Comparing Mohseni Ejei to commander of SS in Nazi Germany, Heinrich Himmler, Baghei noted, “His motto was also ‘send the others to forced labor camps or sanatoriums”.

Furthermore, Baghaei lamented, “It is true that the SS has been buried and Himmler is waiting to be severely punished for his actions in the world beyond ours, but, his thoughts and mottos are still live and kicking among some people who follow his footsteps”.

The war of words between judiciary and Ahmadinejad’s camp has been going on for weeks, while the Supreme Leader, ayatollah Khamenei has apparently decided to stay away from it.

Nevertheless, Tehran's Friday Prayer leader recently called on the Iran's authorities to avoid airing their dirty laundry in public.

Speaking at Friday Prayer ceremony on December 22, ayatollah Mohammad Emami Kashani cautioned, “The problems [between the country’s leading figures] should not be publicly tabled. Some elders should be selected to weigh your words against the other’s side and address the problem.”

Kashani, 86, is known for his mild manners, yet Mohseni Ejei angrily dismissed his proposal.

“What [nonsense] is arbitration? These cases tabled [by Ahmadinejad et al] definitely deserve to be legally tackled. Spreading lies and creating marginal themes will never stop judiciary fulfilling its duty”, Mohseni Ejei retorted.

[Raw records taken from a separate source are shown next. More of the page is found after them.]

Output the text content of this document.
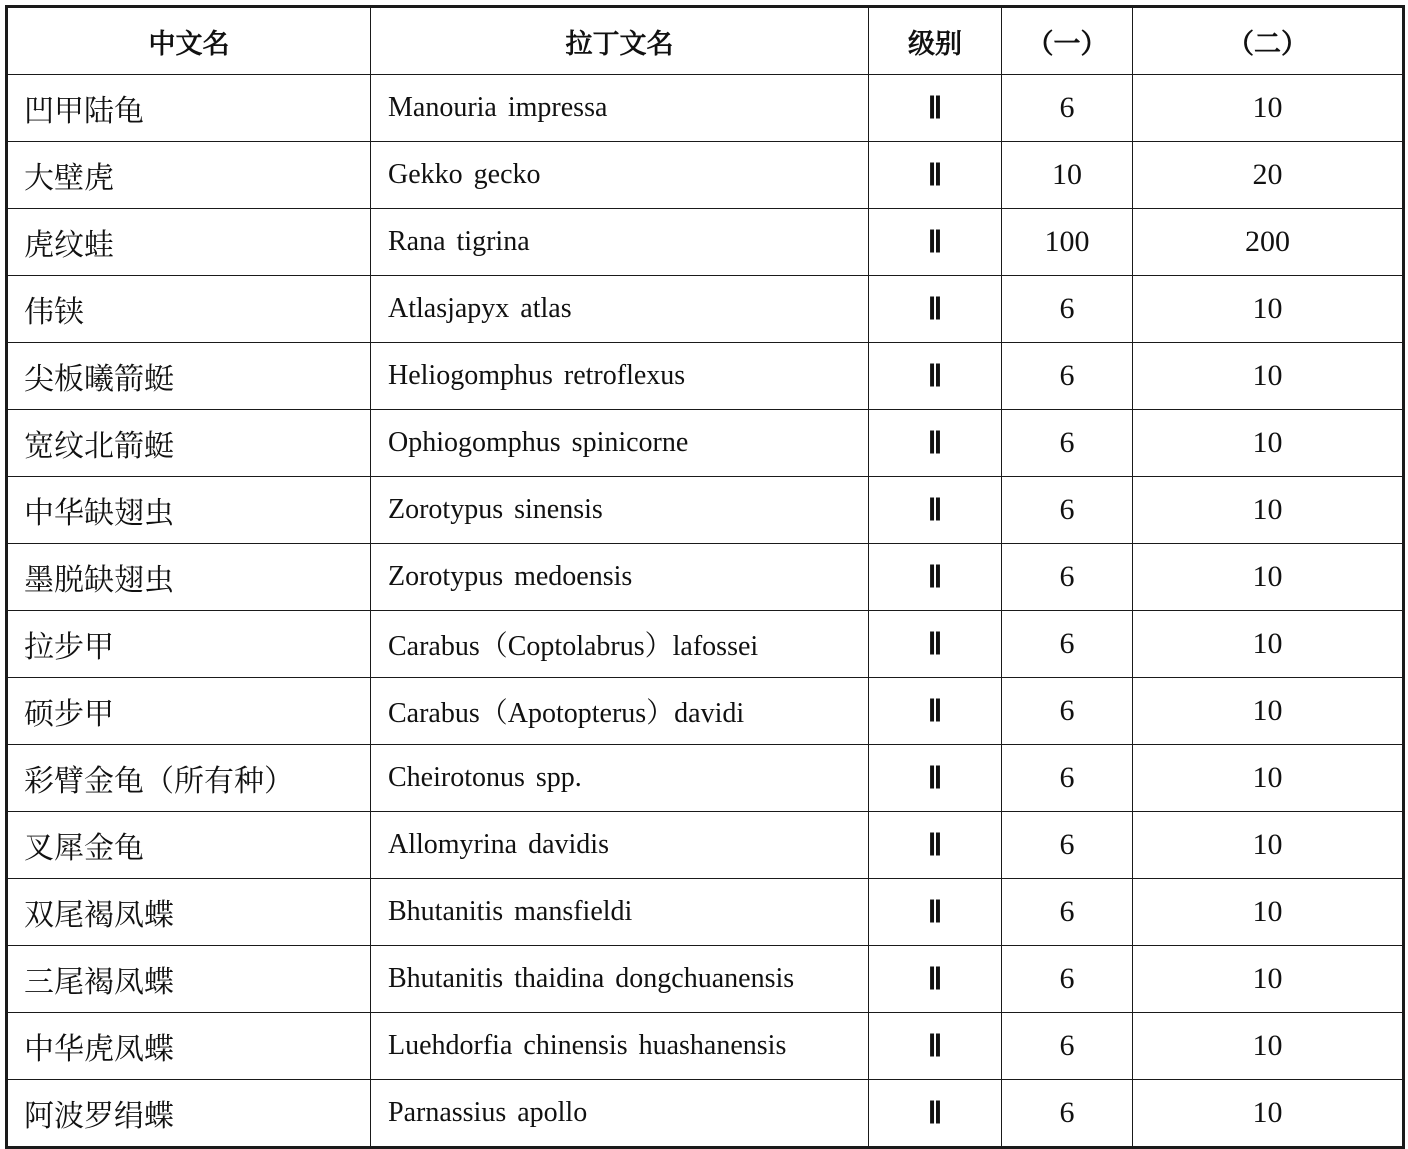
中文名	拉丁文名	级别	（一）	（二）
凹甲陆龟	Manouria impressa	Ⅱ	6	10
大壁虎	Gekko gecko	Ⅱ	10	20
虎纹蛙	Rana tigrina	Ⅱ	100	200
伟铗	Atlasjapyx atlas	Ⅱ	6	10
尖板曦箭蜓	Heliogomphus retroflexus	Ⅱ	6	10
宽纹北箭蜓	Ophiogomphus spinicorne	Ⅱ	6	10
中华缺翅虫	Zorotypus sinensis	Ⅱ	6	10
墨脱缺翅虫	Zorotypus medoensis	Ⅱ	6	10
拉步甲	Carabus（Coptolabrus）lafossei	Ⅱ	6	10
硕步甲	Carabus（Apotopterus）davidi	Ⅱ	6	10
彩臂金龟（所有种）	Cheirotonus spp.	Ⅱ	6	10
叉犀金龟	Allomyrina davidis	Ⅱ	6	10
双尾褐凤蝶	Bhutanitis mansfieldi	Ⅱ	6	10
三尾褐凤蝶	Bhutanitis thaidina dongchuanensis	Ⅱ	6	10
中华虎凤蝶	Luehdorfia chinensis huashanensis	Ⅱ	6	10
阿波罗绢蝶	Parnassius apollo	Ⅱ	6	10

Nonetheless, Ahmadinejad still insists that judiciary’s head, ayatollah Sadegh Amoli Larijani is a “greedy, land-grabbing tyrant” and a totally “unjust” figure who should immediately resign as chief-justice, otherwise the whole ruling system would collapse.

The head of judiciary in the Islamic Republic is directly appointed by the Supreme Leader for five years, renewable for another five.

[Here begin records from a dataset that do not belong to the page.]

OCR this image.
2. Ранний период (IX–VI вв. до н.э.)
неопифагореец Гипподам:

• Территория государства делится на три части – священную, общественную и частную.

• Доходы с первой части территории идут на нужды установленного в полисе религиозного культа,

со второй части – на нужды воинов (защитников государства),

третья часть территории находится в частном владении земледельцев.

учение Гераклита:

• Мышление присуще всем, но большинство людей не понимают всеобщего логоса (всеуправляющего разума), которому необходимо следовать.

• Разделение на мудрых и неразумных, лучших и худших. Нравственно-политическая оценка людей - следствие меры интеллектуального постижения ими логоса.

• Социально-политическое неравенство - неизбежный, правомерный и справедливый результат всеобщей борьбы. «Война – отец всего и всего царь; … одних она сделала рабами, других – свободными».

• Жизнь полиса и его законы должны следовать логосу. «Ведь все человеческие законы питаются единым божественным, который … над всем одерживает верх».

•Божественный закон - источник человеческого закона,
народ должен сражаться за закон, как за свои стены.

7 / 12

Sadegh Amoli Larijani’s term as the head of judiciary ends in August 2019.

The war of words between Ahmadinejad and judiciary flared up when Baghaei was detained last June charged with financial corruption. Baghei was later released on a heavy bail.

Meanwhile, according to a former member of Iran’s parliament, there are seven definitive legal verdicts issued against former President Mahmud Ahmadinejad, who is charged with financial violation worth around $3 billion, asserts a former member of the Iranian Parliament.

In a note for Khabaronline, a news website close to the speaker of the parliament Ali Larijani (Amoli Larijani’s older brother), Fazel Mousavi said he received the report from well-informed sources.

The Iranian Parliament’s Audit Court has also announced that Ahmadinejad, in the last 18 months of his presidency, spent 4.6 trillion Tomans or approximately $1.3 billion of Iran’s oil income illegally.

The court ordered the former president to repay the money, according to the parliament’s website. The ruling said that during his tenure, Ahmadinejad spent oil revenues without proper transfer from the Oil Ministry to the treasury.

Although the court found Ahmadinejad directly responsible, it has issued no other measures against him.

The Audit Court has limited powers of punishment. It can reduce an official’s pay or at most fire officials from government jobs but is not empowered to issue harsher verdicts.